A novel 5-DoF Interconnected-Chains PKM for manufacturing of revolute surfaces

The paper presents the novel architecture of a 5-DoF parallel kinematics mechanism, purposely conceived for accurate machining of conical revolute surfaces. The industrial interest of this kind of operation is remarkable, e.g. for production of optical equipments. The proposed architecture belongs to the class of Interconnected-Chains Parallel Kinematics Machines, IC-PKMs, since the moving platform is connected to the fixed base not by independent serial chains, but by interconnected chains.
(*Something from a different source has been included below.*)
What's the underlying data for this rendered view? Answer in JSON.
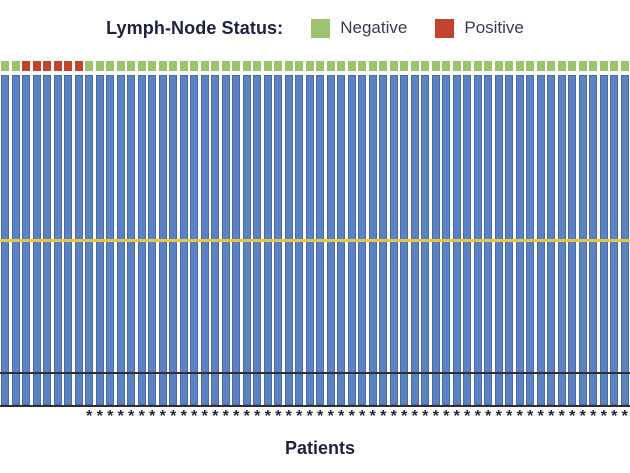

The end-effector behaves like a spindle; its mobility consists of three rotational freedoms around a spherical center of rotation (one is the rotation about the spindle axis) and two translational freedoms in a plane of the pencil of planes defined by a fixed axis (revolute axis) through the spherical center of rotation. While one actuator commands the location of the spherical center of rotation along the revolute axis and one actuator provides the rotation about the spindle axis, the three other actuators command the orientation of the spindle and its heave along the spindle axis. The revolute axis also represents the revolution axis of the machined surface. For Hybrid Chain Manipulators the inverse position analysis is relatively trivial, while the direct position analysis is much more difficult; on the contrary, for IC-PKMs both direct and inverse position analyses are expressed by coupled systems of algebraic equations. The paper discusses the architecture of the mechanism and the possible approaches to direct and inverse kinematics. Two different possible mechanism layouts are proposed. The end-effector mobility and the Jacobian operator are provided and analyzed by means of the screw theory.